Economists tend to believe that small economies that are open to foreign investment and trade such as Australia are affected considerably by economic and financial conditions overseas. Business conditions and demand from consumers overseas matter for Australian exports and the price of our imports. Global investors increase or reduce their investment in Australia depending on the expected returns and perceived risks of Australian investments relative to opportunities overseas. And, in turn, global economic and financial conditions can move the Australian dollar exchange rate, which also affects the price of Australian exports and imports. In addition, over the past 10 years or so, some economists have increasingly argued that international banks can be an important link that transmits global financial conditions across countries by extending or pulling back their lending in countries like Australia depending on changing conditions in key financial markets such as the United States.

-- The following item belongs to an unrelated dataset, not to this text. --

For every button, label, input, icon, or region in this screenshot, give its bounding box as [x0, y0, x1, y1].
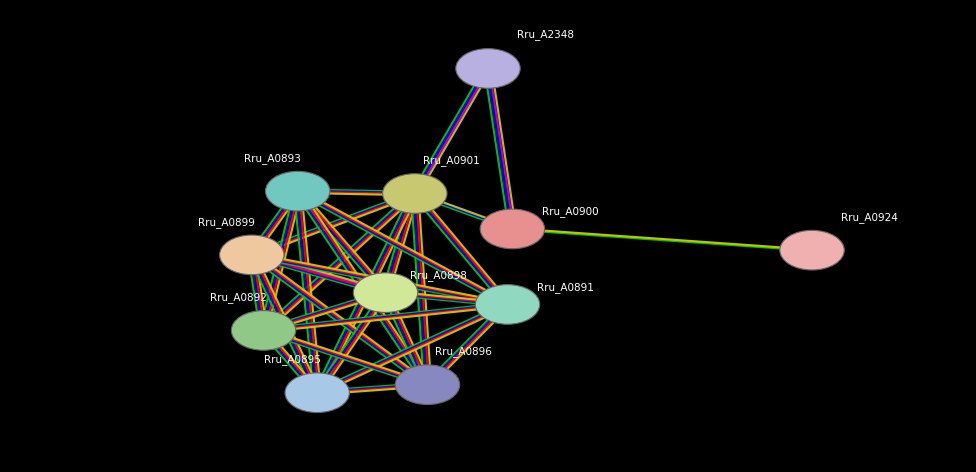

However, it is not clear which of these so-called ‘channels’ matter the most given the structure of the Australian economy and its financial system, and whether there are certain parts of the economy and financial system that are affected more than others by global conditions. Our research seeks to explore these questions, as deeper insights into the extent and mechanisms through which global shocks affect Australia may help policymakers to better understand how to respond to such shocks.
We examine how much of the variation in Australian economic and financial variables – such as economic growth, inflation, the exchange rate and interest rates – can be explained by changes in global economic and financial conditions. The fact that some Australian economic and financial variables are driven to a greater extent by overseas developments rather than domestic developments can tell us something about how global economic and financial movements are likely to affect the Australian economy.
What did we learn?
Our research reveals two key findings:
- Some Australian economic and financial variables are affected more than others by movements in the global economy and financial markets. In particular, more of the variation in the exchange rate and the cash rate can be explained by global economic movements than is the case for variables like economic growth and inflation. This is consistent with the idea that the exchange rate and the RBA's monetary policy act as ‘buffers’ – adjusting in such a way that they ‘cushion’ the domestic economy from changes in global economic or financial conditions.

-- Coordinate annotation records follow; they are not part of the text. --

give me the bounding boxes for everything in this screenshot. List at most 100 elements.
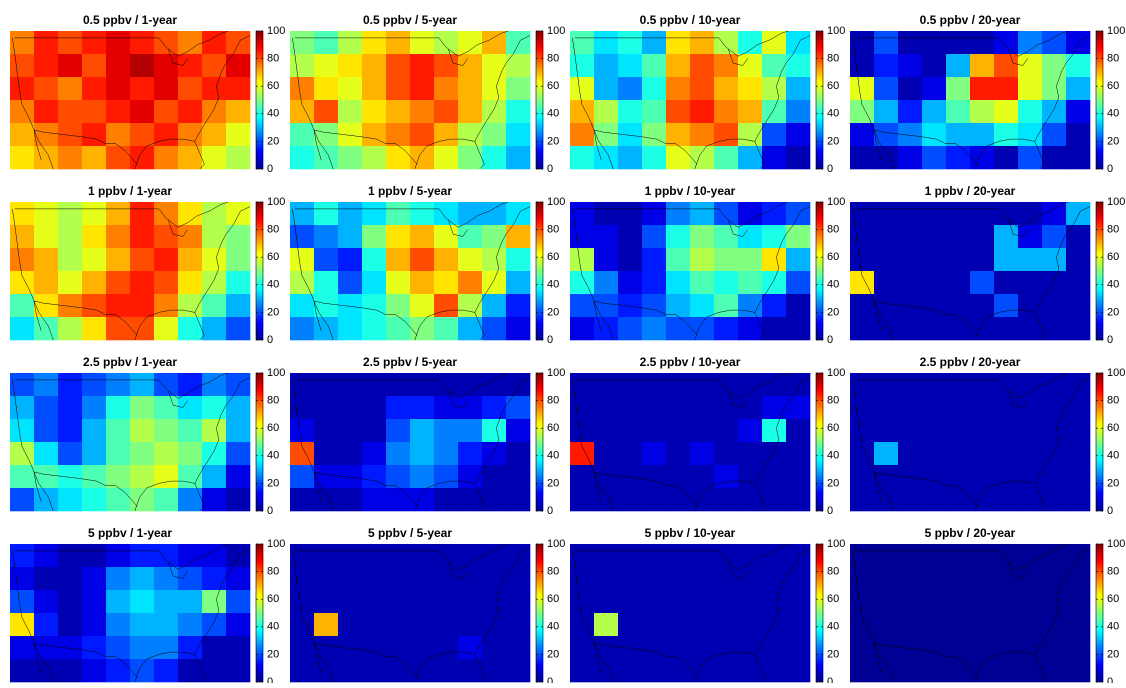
- heat-cell: [1018, 544, 1043, 568]
- heat-cell: [618, 100, 643, 124]
- heat-cell: [506, 488, 531, 512]
- heat-cell: [386, 442, 411, 466]
- heat-cell: [154, 294, 179, 318]
- colorbar-tick-label: 60: [1107, 422, 1119, 434]
- heat-cell: [618, 419, 643, 443]
- colorbar-tick-label: 80: [827, 566, 839, 578]
- heat-cell: [338, 419, 363, 443]
- heat-cell: [762, 488, 787, 512]
- heat-cell: [434, 442, 459, 466]
- heat-cell: [786, 442, 811, 466]
- heat-cell: [1042, 590, 1067, 614]
- heat-cell: [386, 636, 411, 660]
- colorbar-tick-label: 20: [267, 648, 279, 660]
- heat-cell: [970, 54, 995, 78]
- heat-cell: [714, 202, 739, 226]
- heat-cell: [850, 146, 875, 170]
- heat-cell: [202, 419, 227, 443]
- heat-cell: [1018, 202, 1043, 226]
- heat-cell: [850, 202, 875, 226]
- heat-cell: [1018, 613, 1043, 637]
- colorbar-tick-label: 20: [547, 306, 559, 318]
- heat-cell: [1066, 146, 1091, 170]
- heat-cell: [10, 567, 35, 591]
- colorbar-tick-label: 60: [267, 593, 279, 605]
- heat-cell: [386, 613, 411, 637]
- heat-cell: [874, 590, 899, 614]
- heat-cell: [714, 488, 739, 512]
- heat-cell: [738, 77, 763, 101]
- heat-cell: [738, 31, 763, 55]
- heat-cell: [594, 613, 619, 637]
- colorbar-tick-label: 0: [267, 334, 273, 346]
- heat-cell: [10, 54, 35, 78]
- heat-cell: [506, 77, 531, 101]
- heat-cell: [850, 77, 875, 101]
- heat-cell: [714, 146, 739, 170]
- heat-cell: [10, 636, 35, 660]
- colorbar-tick-label: 100: [1107, 25, 1125, 37]
- heat-cell: [82, 317, 107, 341]
- heat-cell: [874, 465, 899, 489]
- heat-cell: [762, 419, 787, 443]
- heat-cell: [362, 567, 387, 591]
- heat-cell: [482, 544, 507, 568]
- heat-cell: [106, 544, 131, 568]
- heat-cell: [1018, 294, 1043, 318]
- heat-cell: [338, 31, 363, 55]
- heat-cell: [642, 271, 667, 295]
- heat-cell: [690, 123, 715, 147]
- heat-cell: [506, 248, 531, 272]
- heat-cell: [594, 317, 619, 341]
- heat-cell: [226, 396, 251, 420]
- heat-cell: [1042, 123, 1067, 147]
- heat-cell: [642, 590, 667, 614]
- heat-cell: [1066, 54, 1091, 78]
- heat-cell: [786, 123, 811, 147]
- heat-cell: [570, 202, 595, 226]
- heat-cell: [34, 567, 59, 591]
- heat-cell: [506, 123, 531, 147]
- colorbar-tick-label: 100: [827, 196, 845, 208]
- heat-cell: [482, 373, 507, 397]
- heat-cell: [570, 100, 595, 124]
- heat-cell: [314, 271, 339, 295]
- heat-cell: [666, 465, 691, 489]
- heat-cell: [338, 465, 363, 489]
- heat-cell: [226, 465, 251, 489]
- heat-cell: [434, 396, 459, 420]
- heat-cell: [434, 77, 459, 101]
- heat-cell: [410, 77, 435, 101]
- heat-cell: [570, 146, 595, 170]
- heat-cell: [10, 419, 35, 443]
- heat-cell: [874, 294, 899, 318]
- heat-cell: [458, 419, 483, 443]
- heat-cell: [1066, 373, 1091, 397]
- colorbar-tick-label: 60: [827, 80, 839, 92]
- heat-cell: [434, 659, 459, 683]
- heat-cell: [314, 248, 339, 272]
- heat-cell: [178, 567, 203, 591]
- colorbar-tick-label: 60: [827, 593, 839, 605]
- heat-cell: [946, 659, 971, 683]
- heat-cell: [666, 54, 691, 78]
- heat-cell: [202, 317, 227, 341]
- heat-cell: [1018, 123, 1043, 147]
- heat-cell: [762, 567, 787, 591]
- heat-cell: [690, 202, 715, 226]
- heat-cell: [874, 54, 899, 78]
- heat-cell: [594, 271, 619, 295]
- heat-cell: [898, 146, 923, 170]
- heat-cell: [506, 54, 531, 78]
- heat-cell: [1018, 373, 1043, 397]
- heat-cell: [434, 636, 459, 660]
- heat-cell: [762, 271, 787, 295]
- heat-cell: [178, 613, 203, 637]
- heat-cell: [314, 225, 339, 249]
- heat-cell: [154, 544, 179, 568]
- colorbar: [255, 30, 264, 170]
- colorbar-tick-label: 0: [547, 676, 553, 683]
- colorbar-tick-label: 40: [827, 450, 839, 462]
- heat-cell: [946, 54, 971, 78]
- heat-cell: [458, 442, 483, 466]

- Banking-related Australian financial variables such as deposit and loan volumes and lending spreads respond relatively little to movements in global economic and financial markets. That is, there is no strong evidence that the Australian banking system passes on global economic and financial movements to the Australian economy. We hypothesise that this is because foreign banks make up only a small share of the Australian banking landscape, and Australian banks are relatively domestically focused and are engaged more in traditional activities like home lending, compared with major banks in other jurisdictions like the euro area.

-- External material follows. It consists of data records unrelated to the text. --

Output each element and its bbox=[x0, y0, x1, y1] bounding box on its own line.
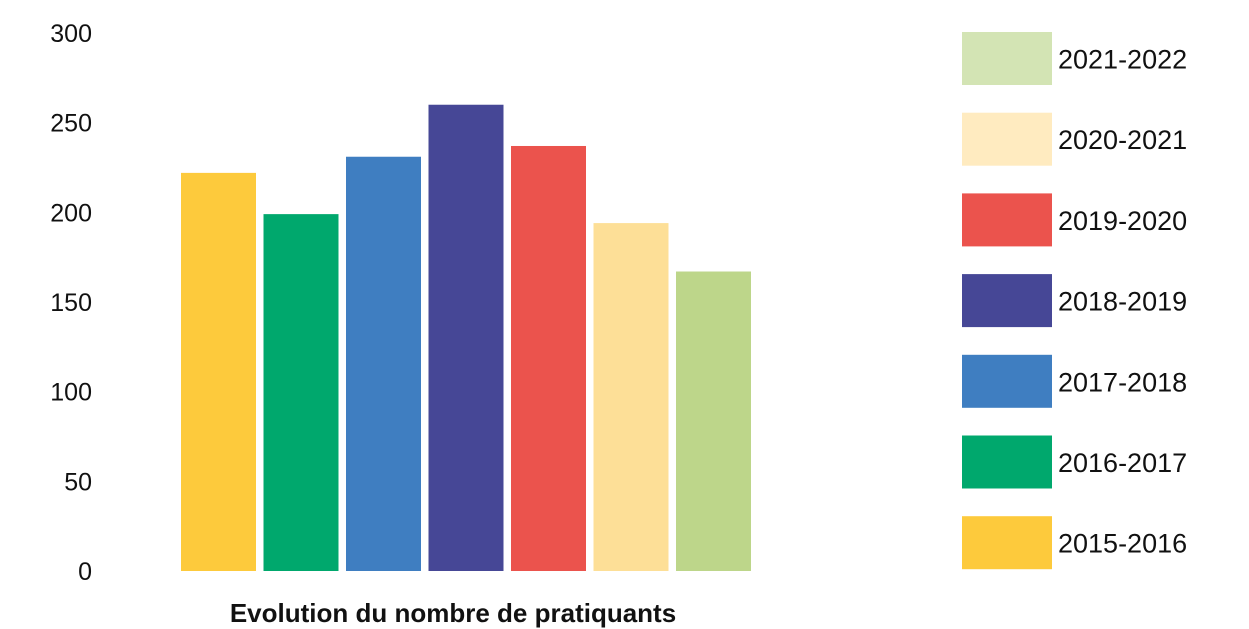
bar-2019-2020 bbox=[511, 145, 586, 572]
legend-item: 2021-2022 bbox=[962, 32, 1187, 85]
y-tick-label: 100 bbox=[50, 379, 92, 407]
y-tick-label: 250 bbox=[50, 110, 92, 138]
legend-label: 2020-2021 bbox=[1058, 125, 1187, 155]
legend-swatch bbox=[962, 274, 1052, 328]
legend-item: 2019-2020 bbox=[962, 193, 1187, 247]
y-tick-label: 50 bbox=[64, 468, 92, 496]
legend-swatch bbox=[962, 32, 1052, 85]
legend-label: 2018-2019 bbox=[1058, 287, 1187, 317]
legend-swatch bbox=[962, 435, 1052, 489]
x-axis-label: Evolution du nombre de pratiquants bbox=[230, 598, 676, 628]
bar-2017-2018 bbox=[346, 156, 421, 572]
legend-item: 2018-2019 bbox=[962, 274, 1187, 328]
y-tick-label: 200 bbox=[50, 199, 92, 227]
legend-label: 2015-2016 bbox=[1058, 529, 1187, 559]
y-axis: 0 50 100 150 200 250 300 bbox=[50, 20, 92, 586]
bar-2021-2022 bbox=[676, 271, 751, 571]
bar-2015-2016 bbox=[181, 172, 256, 571]
legend-item: 2017-2018 bbox=[962, 354, 1187, 408]
legend-item: 2015-2016 bbox=[962, 516, 1187, 570]
legend-swatch bbox=[962, 516, 1052, 570]
bar-2018-2019 bbox=[428, 104, 504, 571]
legend-label: 2016-2017 bbox=[1058, 448, 1187, 478]
legend-item: 2020-2021 bbox=[962, 112, 1187, 166]
bar-2016-2017 bbox=[263, 214, 339, 572]
bar-2020-2021 bbox=[593, 223, 669, 572]
legend-item: 2016-2017 bbox=[962, 435, 1187, 489]
legend: 2021-2022 2020-2021 2019-2020 2018-2019 2017… bbox=[962, 32, 1187, 570]
legend-label: 2019-2020 bbox=[1058, 206, 1187, 236]
legend-label: 2021-2022 bbox=[1058, 45, 1187, 75]
bars bbox=[181, 104, 751, 572]
y-tick-label: 150 bbox=[50, 289, 92, 317]
legend-swatch bbox=[962, 354, 1052, 408]
y-tick-label: 0 bbox=[78, 558, 92, 586]
legend-swatch bbox=[962, 193, 1052, 247]
legend-label: 2017-2018 bbox=[1058, 367, 1187, 397]
legend-swatch bbox=[962, 112, 1052, 166]
y-tick-label: 300 bbox=[50, 20, 92, 48]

What was our key takeaway?
We find evidence to support the idea that the Australian economy is affected significantly by movements in the global economy and financial system, but that variables such as the exchange rate and cash rate appear to have buffered the domestic economic variables from global shocks to a degree. So far, the Australian banking system has not been a material transmitter of global shocks to the Australian economy.
However, our results need to be interpreted with care. Our analysis is based on the 1990–2019 period, which was a period of relative global macroeconomic stability with few disruptive supply shocks (like after the COVID-19 pandemic) and only one major global financial crisis. It is possible that the kinds of global shocks could change in the future, with more frequent or more severe supply-side shocks such as those originating from geopolitical tensions or climate change. Such shocks could have a greater effect on the domestic economy and the exchange rate or monetary policy may not be able to cushion the economy as effectively.